HOME > 世渡り歌舞伎講座 > 第四十三回「煩悩と悟りのあいだに」

世渡り歌舞伎講座


文・イラスト/辻和子

煩悩と悟りのあいだに

世の中にはやりたい放題をしていても、なぜか憎めない人がいるのが不思議です。それが色事がらみだったりすると、なおさらでしょう。 その一人が舞踊「六歌仙容彩」に登場する喜撰法師。「わが庵は都の辰巳しかぞ住む世を宇治山と人はいふなり」という百人一首の歌で知られますが、歌舞伎はそんなセレブ教養人を、下世話な庶民の世界に引きずり下ろしました。僧侶でありながらいつもほろ酔いで、美女と見ればつきまとう「ダメダメ坊さん」に再設定。「世辞で丸めて浮気でこねて」「色の世界に出家をとげる」などという伴奏の詞章に乗って、一目惚れした茶汲み女(ウエイトレス)をくどきます。 しかし、この喜撰というキャラ、何とも言えない愛嬌があります。
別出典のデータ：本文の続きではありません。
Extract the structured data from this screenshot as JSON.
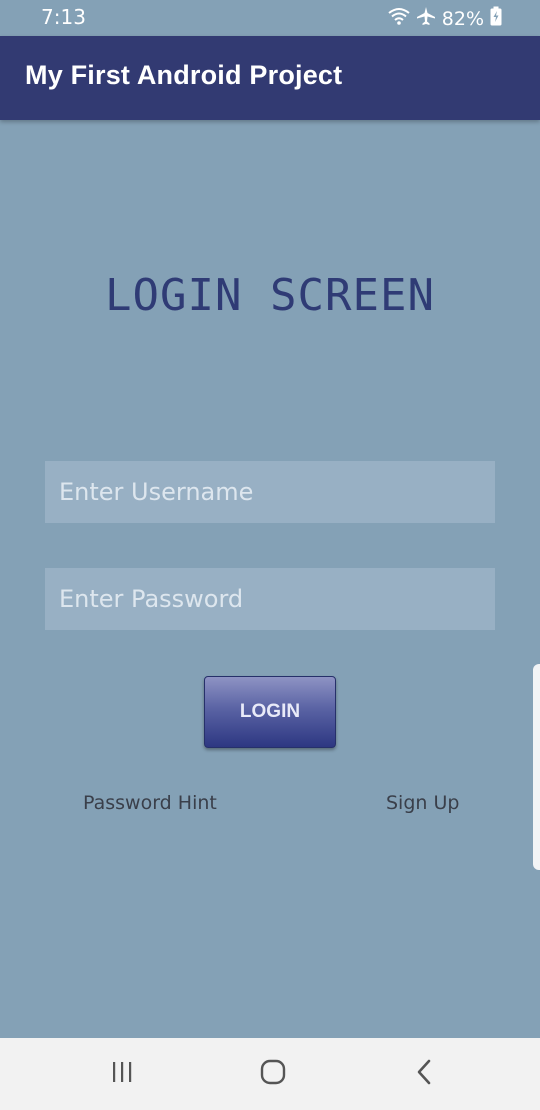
{
  "status_bar": {
    "time": "7:13",
    "battery": "82%",
    "icons": [
      "wifi-icon",
      "airplane-icon",
      "battery-charging-icon"
    ]
  },
  "app_bar": {
    "title": "My First Android Project",
    "color": "#323a72"
  },
  "screen": {
    "title": "LOGIN SCREEN",
    "background": "#84a1b6"
  },
  "form": {
    "username_placeholder": "Enter Username",
    "username_value": "",
    "password_placeholder": "Enter Password",
    "password_value": "",
    "login_label": "LOGIN"
  },
  "links": {
    "password_hint": "Password Hint",
    "sign_up": "Sign Up"
  },
  "nav_bar": {
    "buttons": [
      "recent-apps-icon",
      "home-icon",
      "back-icon"
    ]
  }
}
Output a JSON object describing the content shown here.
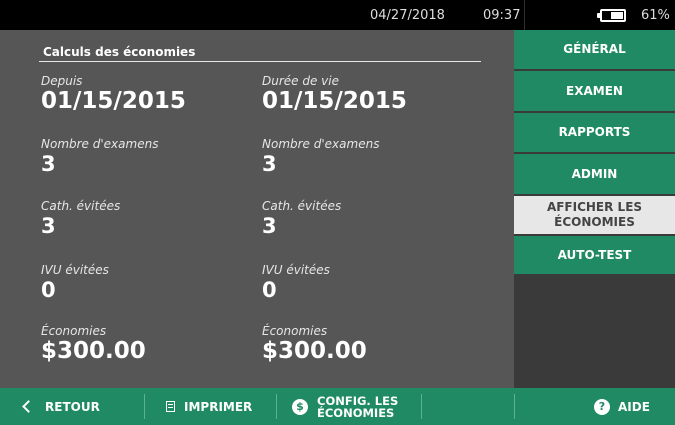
{
  "status": {
    "date": "04/27/2018",
    "time": "09:37",
    "battery_percent": "61%",
    "battery_level": 0.61
  },
  "main": {
    "title": "Calculs des économies",
    "columns": [
      {
        "stats": [
          {
            "label": "Depuis",
            "value": "01/15/2015"
          },
          {
            "label": "Nombre d'examens",
            "value": "3"
          },
          {
            "label": "Cath. évitées",
            "value": "3"
          },
          {
            "label": "IVU évitées",
            "value": "0"
          },
          {
            "label": "Économies",
            "value": "$300.00"
          }
        ]
      },
      {
        "stats": [
          {
            "label": "Durée de vie",
            "value": "01/15/2015"
          },
          {
            "label": "Nombre d'examens",
            "value": "3"
          },
          {
            "label": "Cath. évitées",
            "value": "3"
          },
          {
            "label": "IVU évitées",
            "value": "0"
          },
          {
            "label": "Économies",
            "value": "$300.00"
          }
        ]
      }
    ]
  },
  "menu": {
    "items": [
      {
        "label": "GÉNÉRAL",
        "selected": false
      },
      {
        "label": "EXAMEN",
        "selected": false
      },
      {
        "label": "RAPPORTS",
        "selected": false
      },
      {
        "label": "ADMIN",
        "selected": false
      },
      {
        "label": "AFFICHER LES ÉCONOMIES",
        "selected": true
      },
      {
        "label": "AUTO-TEST",
        "selected": false
      }
    ]
  },
  "bottom": {
    "back_label": "RETOUR",
    "print_label": "IMPRIMER",
    "config_label": "CONFIG. LES ÉCONOMIES",
    "dollar_symbol": "$",
    "help_label": "AIDE",
    "help_symbol": "?"
  },
  "colors": {
    "accent_green": "#1f8a63",
    "panel_gray": "#565656",
    "selected_bg": "#e7e7e7"
  },
  "icons": [
    "battery-icon",
    "chevron-left-icon",
    "print-icon",
    "dollar-circle-icon",
    "help-circle-icon"
  ]
}
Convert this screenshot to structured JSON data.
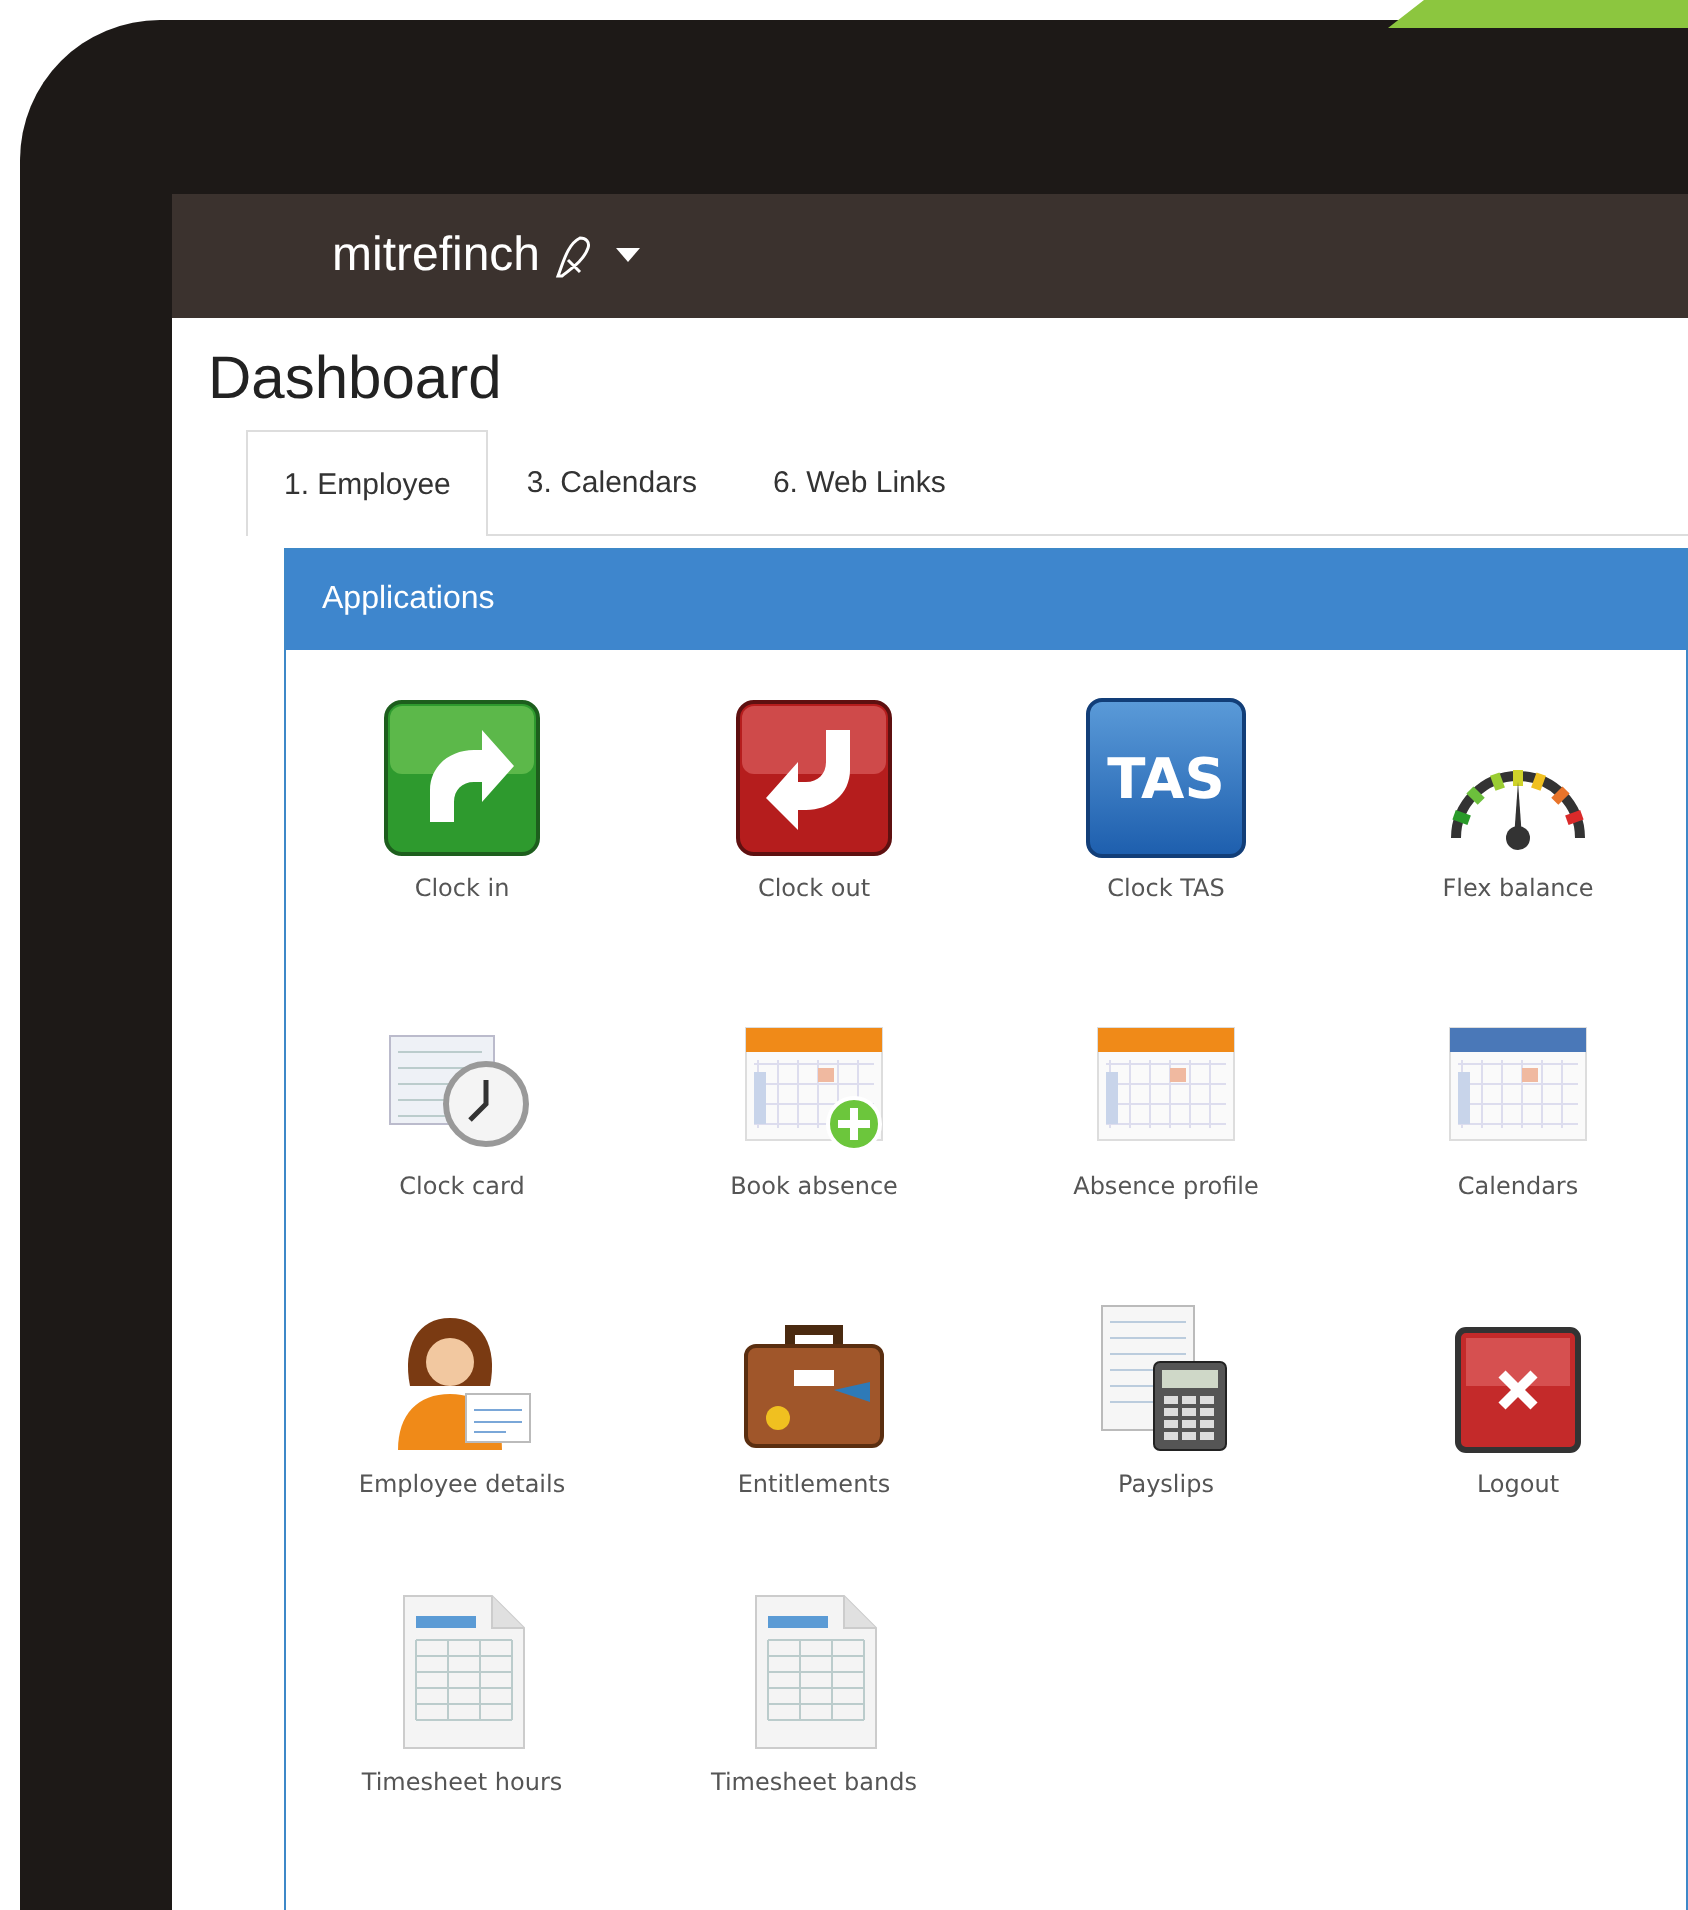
{
  "navbar": {
    "brand": "mitrefinch"
  },
  "page": {
    "title": "Dashboard"
  },
  "tabs": [
    {
      "label": "1. Employee",
      "selected": true
    },
    {
      "label": "3. Calendars",
      "selected": false
    },
    {
      "label": "6. Web Links",
      "selected": false
    }
  ],
  "panel": {
    "title": "Applications",
    "apps": [
      {
        "label": "Clock in",
        "kind": "clock-in"
      },
      {
        "label": "Clock out",
        "kind": "clock-out"
      },
      {
        "label": "Clock TAS",
        "kind": "tas",
        "icon_text": "TAS"
      },
      {
        "label": "Flex balance",
        "kind": "gauge"
      },
      {
        "label": "Clock card",
        "kind": "clock-card"
      },
      {
        "label": "Book absence",
        "kind": "calendar-add"
      },
      {
        "label": "Absence profile",
        "kind": "calendar-orange"
      },
      {
        "label": "Calendars",
        "kind": "calendar-blue"
      },
      {
        "label": "Employee details",
        "kind": "person"
      },
      {
        "label": "Entitlements",
        "kind": "briefcase"
      },
      {
        "label": "Payslips",
        "kind": "calculator"
      },
      {
        "label": "Logout",
        "kind": "logout"
      },
      {
        "label": "Timesheet hours",
        "kind": "sheet"
      },
      {
        "label": "Timesheet bands",
        "kind": "sheet"
      }
    ]
  }
}
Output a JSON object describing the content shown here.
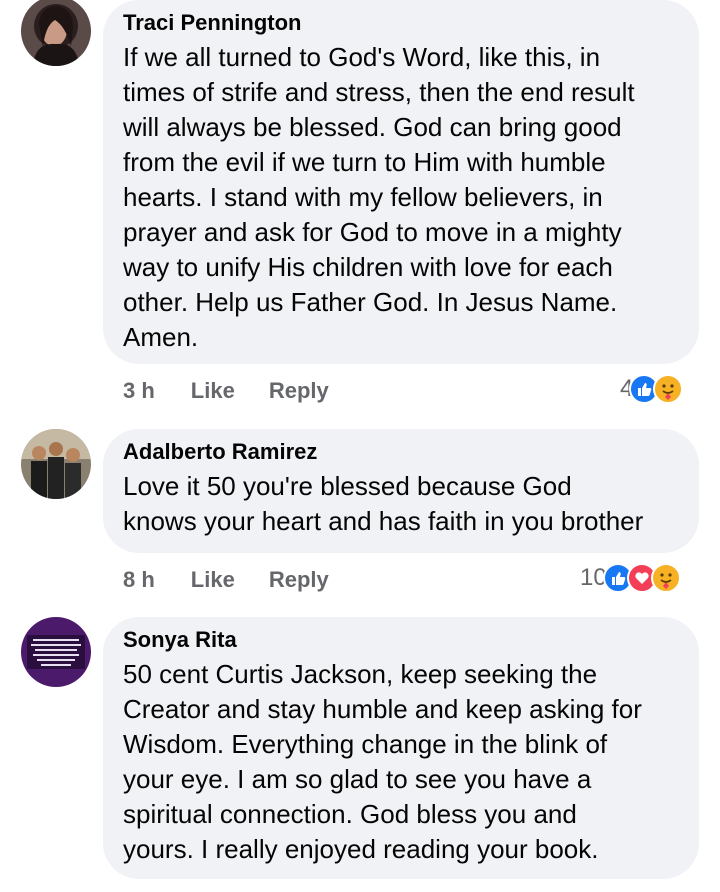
{
  "comments": [
    {
      "author": "Traci Pennington",
      "lines": [
        "If we all turned to God's Word, like this, in",
        "times of strife and stress, then the end result",
        "will always be blessed. God can bring good",
        "from the evil if we turn to Him with humble",
        "hearts. I stand with my fellow believers, in",
        "prayer and ask for God to move in a mighty",
        "way to unify His children with love for each",
        "other. Help us Father God. In Jesus Name.",
        "Amen."
      ],
      "time": "3 h",
      "like_label": "Like",
      "reply_label": "Reply",
      "reaction_count": "4",
      "reactions": [
        "like-icon",
        "care-icon"
      ]
    },
    {
      "author": "Adalberto Ramirez",
      "lines": [
        "Love it 50 you're blessed because God",
        "knows your heart and has faith in you brother"
      ],
      "time": "8 h",
      "like_label": "Like",
      "reply_label": "Reply",
      "reaction_count": "10",
      "reactions": [
        "like-icon",
        "love-icon",
        "care-icon"
      ]
    },
    {
      "author": "Sonya Rita",
      "lines": [
        "50 cent Curtis Jackson, keep seeking the",
        "Creator and stay humble and keep asking for",
        "Wisdom. Everything change in the blink of",
        "your eye. I am so glad to see you have a",
        "spiritual connection.  God bless you and",
        "yours. I really enjoyed reading your book."
      ]
    }
  ],
  "colors": {
    "bubble": "#f0f2f5",
    "meta_text": "#65676b",
    "like_blue": "#1877f2",
    "love_red": "#f33e58",
    "care_yellow": "#f7b125"
  }
}
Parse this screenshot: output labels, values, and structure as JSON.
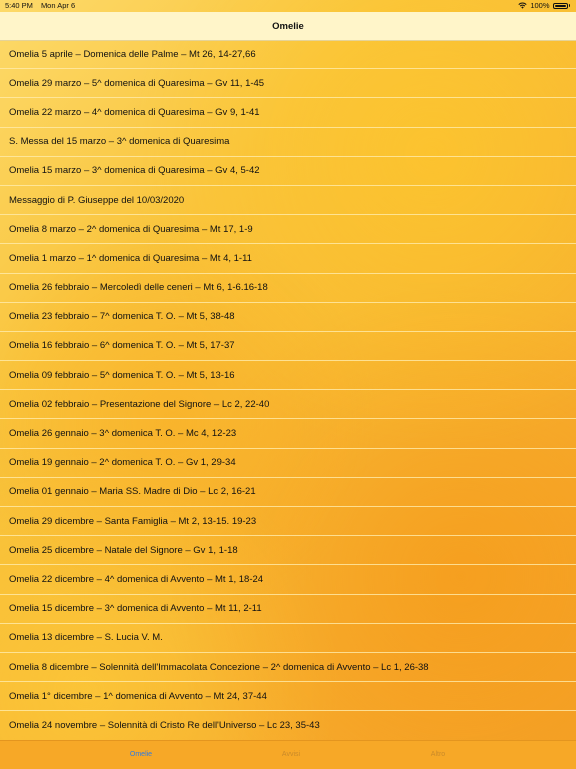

「立役(男役)と女形の中間で踊る」という口伝があり、歩き方も片足を少し内股にするなど、とぼけた味わいが軽やかで、詞章は色っぽい情景も満載。たとえば大井川の宿場町の、にぎやかな客引きの様子をうたったのが 〈〜旅籠はいつもお定まりお泊まりならば泊まらんせ お風呂もどんどん湧いている障子もこのごろ張り替えて畳もこのごろ替えてあるお寝間のお伽もまけにして〜〉 このお寝間のお伽とは「泊まってくれるなら一夜妻もお安くサービスしますよ」という意味。他にも「抱いて涅槃の長枕睦言がわりのお経文」など、きわどい文句もありますが、サラリと楽しげに踊る喜撰。色事に対するこのてらいのなさは、もはや別次元の感覚と言えましょう。そして最後は、 〈来世は生を黒牡丹おのが庵へ帰りゆく〜〉
という詞章。黒牡丹とは牛の異名で、仏教では堕落した僧が、来世で牛になると言われていました。本人も、覚悟をしているのがアッパレで、煩悩の肯定と「悟りの境地」が絶妙に調和。この無敵さには誰もかないません。